What Do Data Scientists Do, And How Is It Related To Analytics And Machine Learning?

What Do Data Scientists Do, And How Is It Related To Analytics And Machine Learning?

Companies are increasingly data-driven, which has led to the rise in several different types of data-based disciplines. Indeed, the demand for people with expertise in data is so great that there are global shortages in all data roles. But what are the different data roles, and what do they do within the organisation? If you’re looking to build your career in these areas, just what do you need to know?

## Data Science Data science is the all-encompassing field of expertise for people that work with data. In simple terms, it refers to those experts that take the data that comes into the organisation from a variety of sources (most of them online and digital) and works with it to assist business decision making, strategic planning and so on.

Data science has a role in just about everything to do with modern businesses. Data scientists will identify new business opportunities because the data will tell them customer trends and the movement of the markets. Internally, data scientists will help the business run more efficiently and effectively. Data scientists will also help the marketing team more effectively reach customers, the IT team more effectively secure the environment, and the logistics team deliver products more quickly and cost effectively.

Data scientists are often related to the IT team within an organisation, and will be involved in coding, but at the same time perform separate functions and are not considered IT professionals. Their primary fields of expertise are software programming, but more importantly, statistics and mathematics.

Data scientists will often specialise in a particular vertical, too. For example, a data scientist in the medical industry might assist their company with diagnosis and treatment, while a data scientist in finance might be focused on developing models to improve trading or fraud detection. It is a broad field, and can be a lucrative one for anyone that develops the right skillset.

## Data Analytics Within data science, one of the most common applications is data analytics – in fact, most data scientists will spend a big part of their careers involved in analytics. In simple terms, data analytics involves drawing insights out of data, and this can take four different forms: 1) Descriptive analytics. This is valuable to organisations because it helps to track performance over time. The data scientist takes large data sets and uses them to track successes or failures for activities, and descriptive analytics are used to form KPIs and describe the expected outcome for activities. 2) Diagnostic analytics. This form of analytics explains what has happened. It involves taking the findings from descriptive analytics and then digging deeper to explain the root cause and trends for why something is happening. 3) Predictive analytics. While the previous two forms of analytics were looking back, predictive analytics look forward to explain what will happen. Here the data scientists will take historical data and analyse trends to understand what will likely happen into the future. 4) Prescriptive analytics. Finally, prescriptive analytics will explain what an organisation should do when faced with a decision. This again involves looking at historical data, but rather than using it to make predictions, prescriptive analytics is focused on the current moment and delivering outcomes.

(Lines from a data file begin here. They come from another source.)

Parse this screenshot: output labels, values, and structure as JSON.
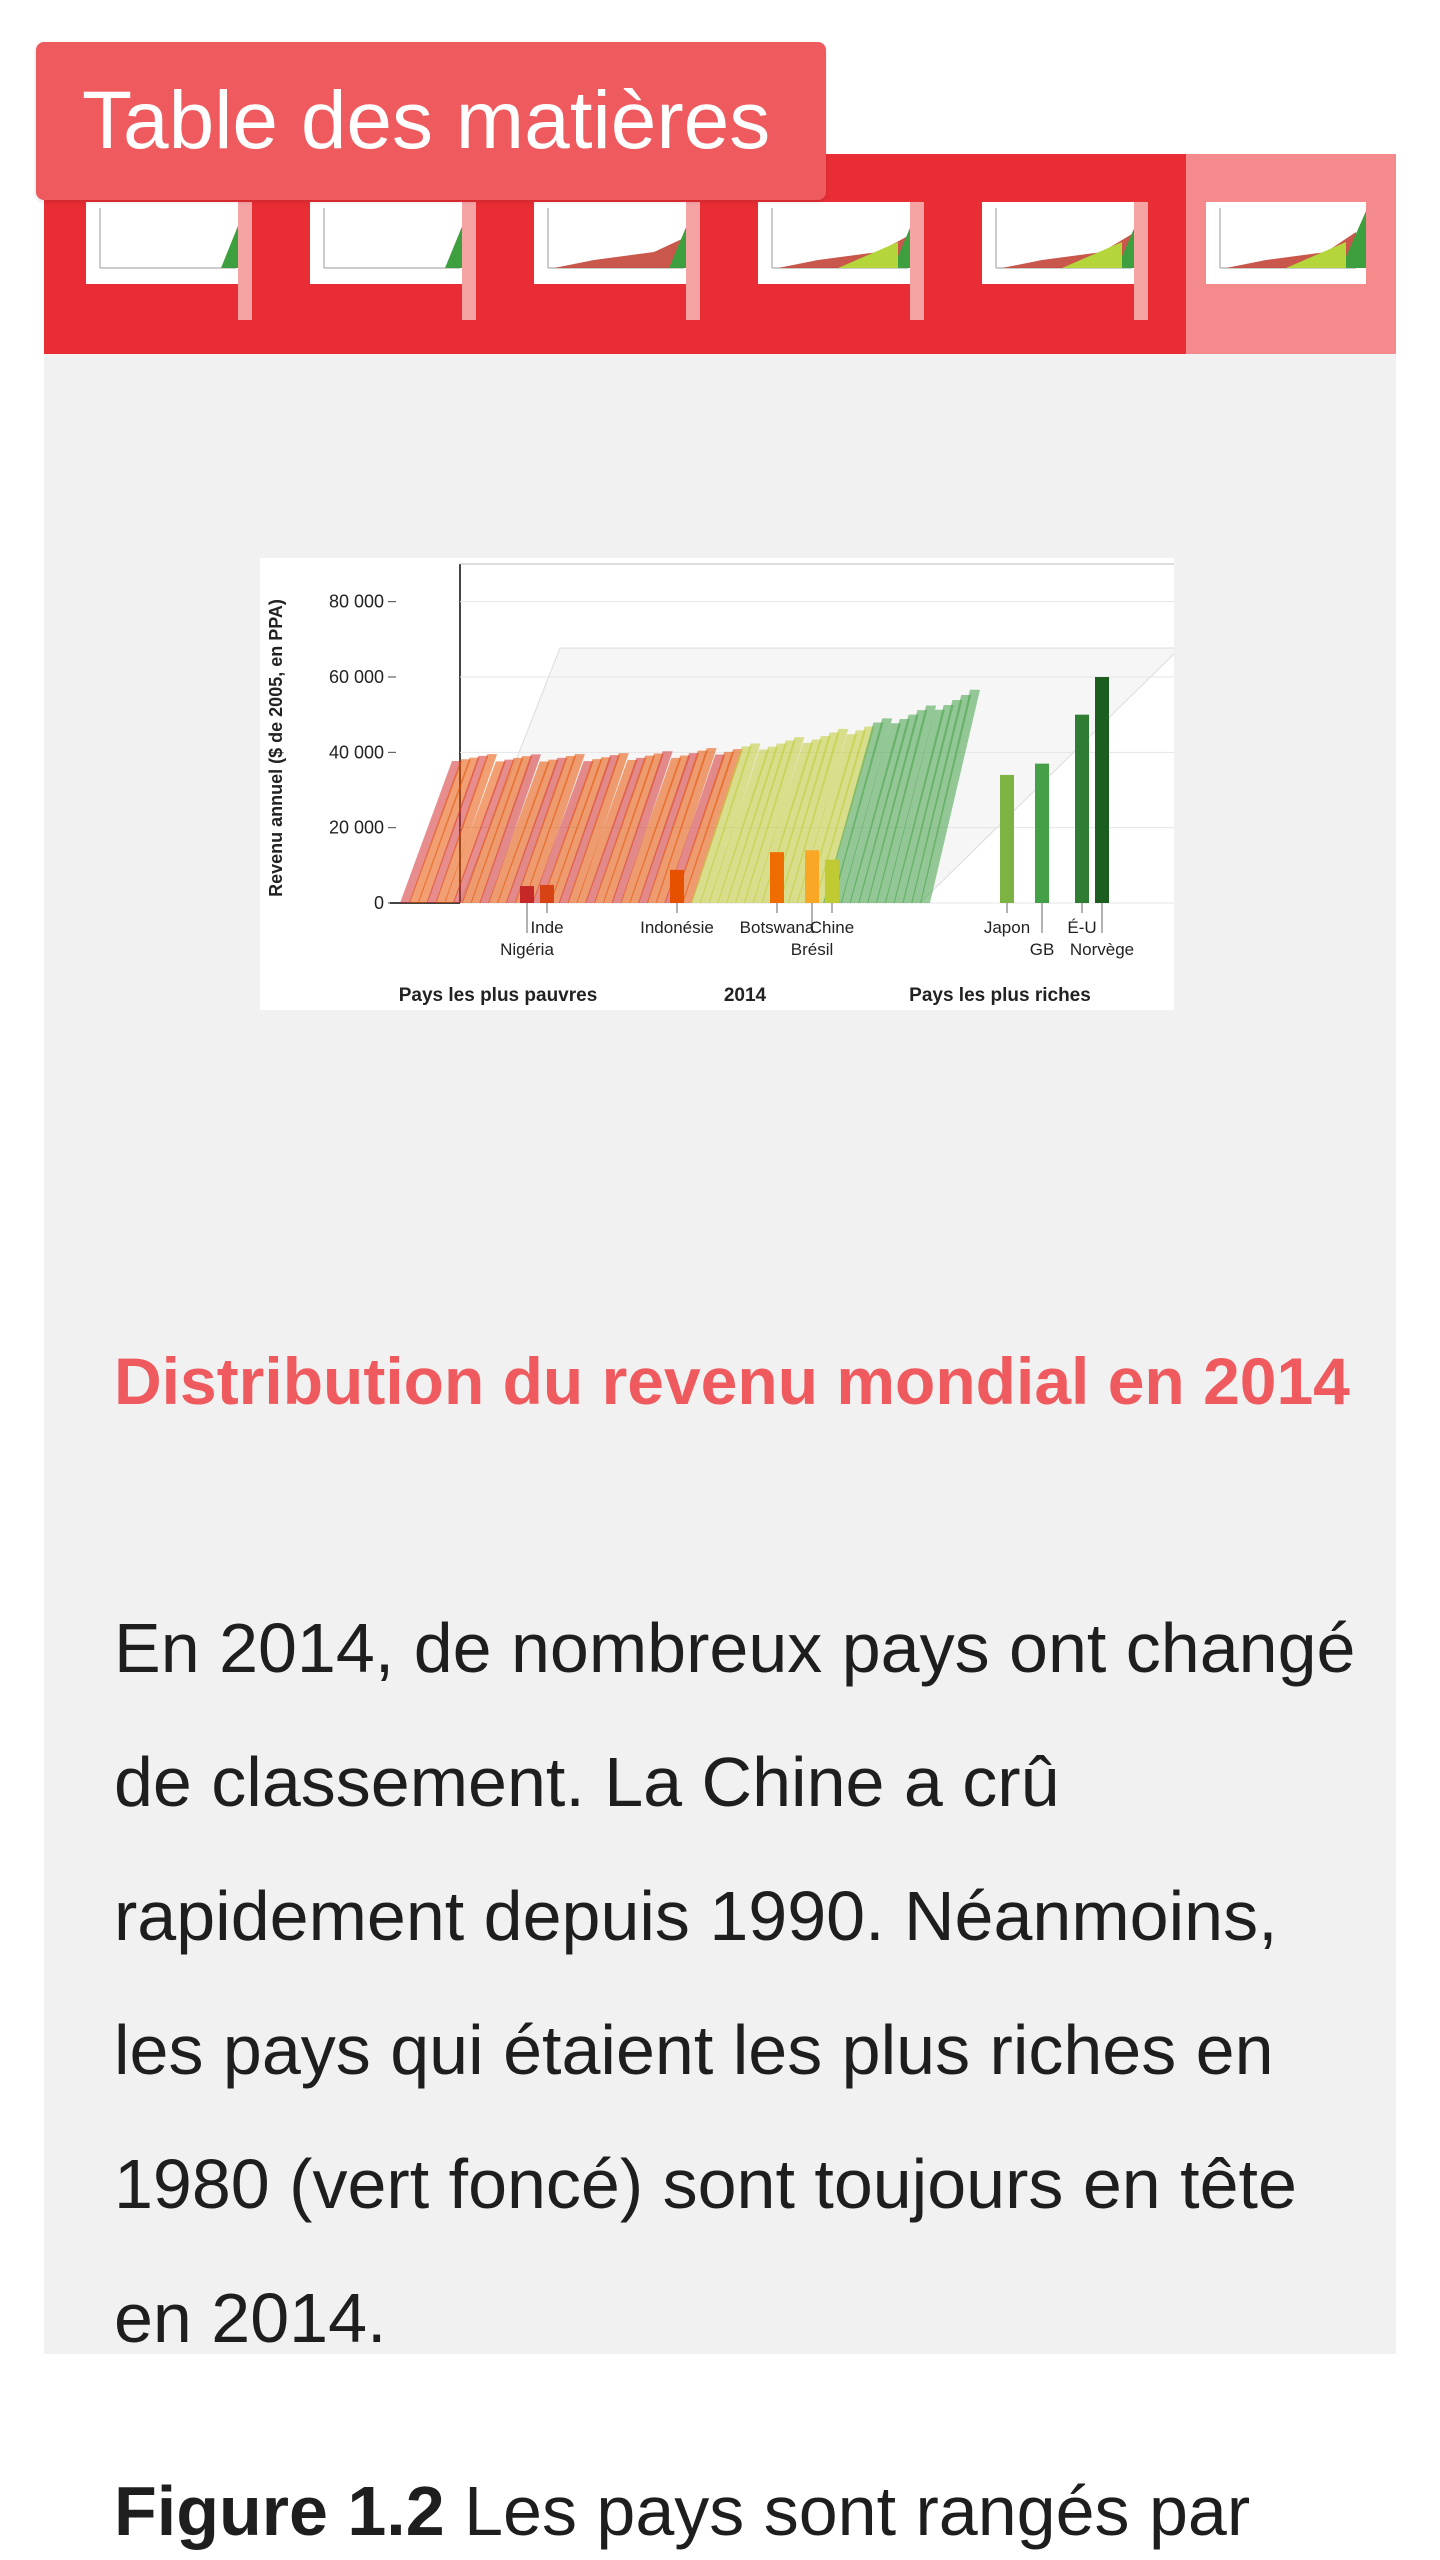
{
  "toc": {
    "label": "Table des matières"
  },
  "thumbnails": {
    "count": 6,
    "active_index": 5
  },
  "chart_data": {
    "type": "bar",
    "title": "",
    "ylabel": "Revenu annuel ($ de 2005, en PPA)",
    "yticks": [
      "0",
      "20 000",
      "40 000",
      "60 000",
      "80 000"
    ],
    "ylim": [
      0,
      90000
    ],
    "year_label": "2014",
    "poorest_label": "Pays les plus pauvres",
    "richest_label": "Pays les plus riches",
    "countries": [
      {
        "name": "Nigéria",
        "value": 4500
      },
      {
        "name": "Inde",
        "value": 4800
      },
      {
        "name": "Indonésie",
        "value": 8800
      },
      {
        "name": "Botswana",
        "value": 13500
      },
      {
        "name": "Brésil",
        "value": 14000
      },
      {
        "name": "Chine",
        "value": 11500
      },
      {
        "name": "Japon",
        "value": 34000
      },
      {
        "name": "GB",
        "value": 37000
      },
      {
        "name": "É-U",
        "value": 50000
      },
      {
        "name": "Norvège",
        "value": 60000
      }
    ]
  },
  "section": {
    "heading": "Distribution du revenu mondial en 2014",
    "body": "En 2014, de nombreux pays ont changé de classement. La Chine a crû rapidement depuis 1990. Néanmoins, les pays qui étaient les plus riches en 1980 (vert foncé) sont toujours en tête en 2014."
  },
  "caption": {
    "label": "Figure 1.2",
    "text": " Les pays sont rangés par"
  },
  "colors": {
    "accent": "#ef5a5e",
    "strip": "#e92d34",
    "panel": "#f1f1f1"
  }
}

A data scientist will typically be building models for all four types of analytics within their organisation, because all provide valuable insights that can help the organisation understand how to better shape the business and where its best opportunities lie into the future.

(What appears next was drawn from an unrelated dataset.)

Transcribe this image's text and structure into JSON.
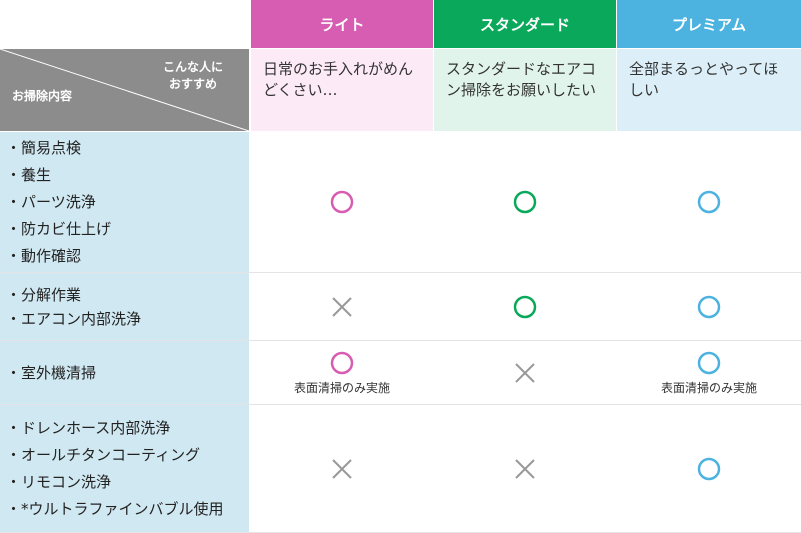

## Machine Learning Machine learning is a practical application of data science in that it is used to build tools that assist the organisation now. Essentially, machine learning is a precursor to AI; a data scientist will build a model or application, and by feeding it a lot of data, the model will start to “learn” expected outcomes. The AI layer then sits over the top and allows the model to take actions without further human involvement.

A good and easy example of machine learning in action is IT security. A machine learning application will constantly scan an IT environment and, when it detects an anomaly (because it has been fed so much data on what is and isn’t unusual activity), it will immediately raise a red flag for the IT team to investigate. Machine learning is essential to modern business precisely because it allows for a “hands off” approach to many activities within the organisation, and so data scientists will find a lot of their time is occupied building machine learning models.

Data science is such a broad field that there are many ways to specialise within it. The foundations are in understanding maths and statistics – not technology, as is often assumed – and applying that knowledge in a way that helps an organisation draw insights into what is going on, internally and externally. Professionals that can develop expertise in data science find themselves well placed, because this is a skillset that is very much in demand and businesses are willing to invest heavily in having it.